As German Chancellor Angela Merkel hosts the Group of Seven (G7) industrial nations in the Bavarian Alps in southern Germany, questions should be raised over whether the annual summit is proving its worth, writes Prince Michael of Liechtenstein.
The leaders of US, Japan, Canada, France, UK and Italy are her guests, protected by an army of some 17,000 German police as well as the personal guards of the guests.
The usual protests were mainly disbanded by heavy alpine storms.
The G7’s precursor - G6 - was founded in 1975 by France’s President Giscard d'Estaing following the end of the Bretton Woods monetary order and in the wake of the oil crisis. He summoned the major industrialised countries to discuss world issues ‘in a frank and orderly manner’. Canada joined in 1976 and the group became the G7.
The G7 countries comprise some 10 per cent of the world population and more than 40 per cent of the world’s GDP.
The presidents of the European Council and the European Commission, Donald Tusk and Jean-Claude Juncker, are also attending.
Russia joined the G7, becoming G8, after the fall of the Soviet Union - formally becoming a member in 1998 - but was excluded after the annexation of Crimea in March 2014 as a ‘punishment’.
Different agendas are on the table this year. US President Barack Obama, UK Prime Minister David Cameron, and German Chancellor Angela Merkel joined by Donald Tusk (Poland’s Prime Minister from 2007 to 2014) say sanctions on Russia are a priority and must stay until the Kremlin implements a deal to end fighting in Ukraine. However, the American and British views on delivering arms to Ukraine differ from the German view.

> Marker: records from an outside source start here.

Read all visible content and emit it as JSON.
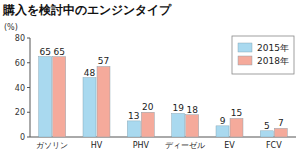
{
  "chart_data": {
    "type": "bar",
    "title": "購入を検討中のエンジンタイプ",
    "y_label": "(%)",
    "categories": [
      "ガソリン",
      "HV",
      "PHV",
      "ディーゼル",
      "EV",
      "FCV"
    ],
    "series": [
      {
        "name": "2015年",
        "color": "#a9d9ef",
        "values": [
          65,
          48,
          13,
          19,
          9,
          5
        ]
      },
      {
        "name": "2018年",
        "color": "#f5aa9b",
        "values": [
          65,
          57,
          20,
          18,
          15,
          7
        ]
      }
    ],
    "ylim": [
      0,
      80
    ],
    "yticks": [
      0,
      20,
      40,
      60,
      80
    ],
    "grid": false,
    "legend": "top-right",
    "data_labels": true
  }
}
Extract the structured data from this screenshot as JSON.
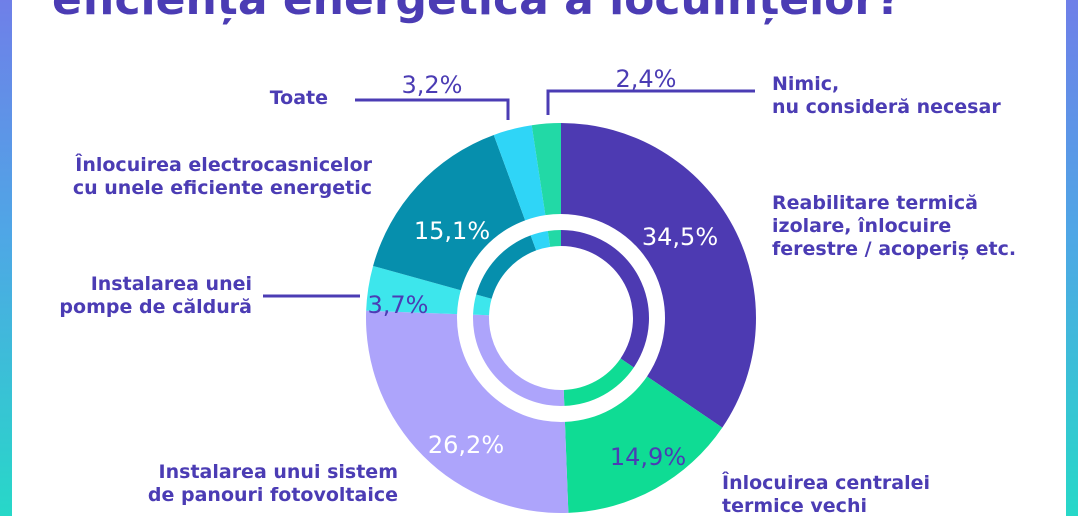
{
  "header": {
    "title": "eficiența energetică a locuințelor?"
  },
  "colors": {
    "background_top": "#6f7fe8",
    "background_bottom": "#27d8c8",
    "title": "#4b3cb4",
    "leader_line": "#4b3cb4"
  },
  "chart_data": {
    "type": "pie",
    "variant": "donut",
    "unit": "%",
    "slices": [
      {
        "label": "Reabilitare termică izolare, înlocuire ferestre / acoperiș etc.",
        "label_lines": [
          "Reabilitare termică",
          "izolare, înlocuire",
          "ferestre / acoperiș etc."
        ],
        "value": 34.5,
        "value_text": "34,5%",
        "color": "#4d3ab2",
        "text_color": "#ffffff"
      },
      {
        "label": "Înlocuirea centralei termice vechi",
        "label_lines": [
          "Înlocuirea centralei",
          "termice vechi"
        ],
        "value": 14.9,
        "value_text": "14,9%",
        "color": "#0fdc94",
        "text_color": "#4b3cb4"
      },
      {
        "label": "Instalarea unui sistem de panouri fotovoltaice",
        "label_lines": [
          "Instalarea unui sistem",
          "de panouri fotovoltaice"
        ],
        "value": 26.2,
        "value_text": "26,2%",
        "color": "#ada4fb",
        "text_color": "#ffffff"
      },
      {
        "label": "Instalarea unei pompe de căldură",
        "label_lines": [
          "Instalarea unei",
          "pompe de căldură"
        ],
        "value": 3.7,
        "value_text": "3,7%",
        "color": "#3de6ec",
        "text_color": "#4b3cb4"
      },
      {
        "label": "Înlocuirea electrocasnicelor cu unele eficiente energetic",
        "label_lines": [
          "Înlocuirea electrocasnicelor",
          "cu unele eficiente energetic"
        ],
        "value": 15.1,
        "value_text": "15,1%",
        "color": "#068fad",
        "text_color": "#ffffff"
      },
      {
        "label": "Toate",
        "label_lines": [
          "Toate"
        ],
        "value": 3.2,
        "value_text": "3,2%",
        "color": "#2fd5f7",
        "text_color": "#4b3cb4"
      },
      {
        "label": "Nimic, nu consideră necesar",
        "label_lines": [
          "Nimic,",
          "nu consideră necesar"
        ],
        "value": 2.4,
        "value_text": "2,4%",
        "color": "#22d9a6",
        "text_color": "#4b3cb4"
      }
    ]
  }
}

The multibillion-dollar trade partnerships between the EU and the US, the Transatlantic Trade and Investment Partnership (TTIP) and the Trans-Pacific Partnership (TTP), are topics, which pose contrary internal political problems.
Jean-Claude Juncker vented his anger over the Greek crisis and accused Greek PM Alexis Tsipras of undermining negotiations.
Although the G7 has lost some of its ‘glamour’ to the G20 summits, its importance remains as it represents - especially when including the whole European Union – about 50 per cent of the world’s GDP.
The first meetings in the 1970s had results when it focused on the economy. Agendas however became wider and wider and - as with the G20 meetings - the outcomes have become watered down.
Sometimes the summits appear to be an alibi for poor political results.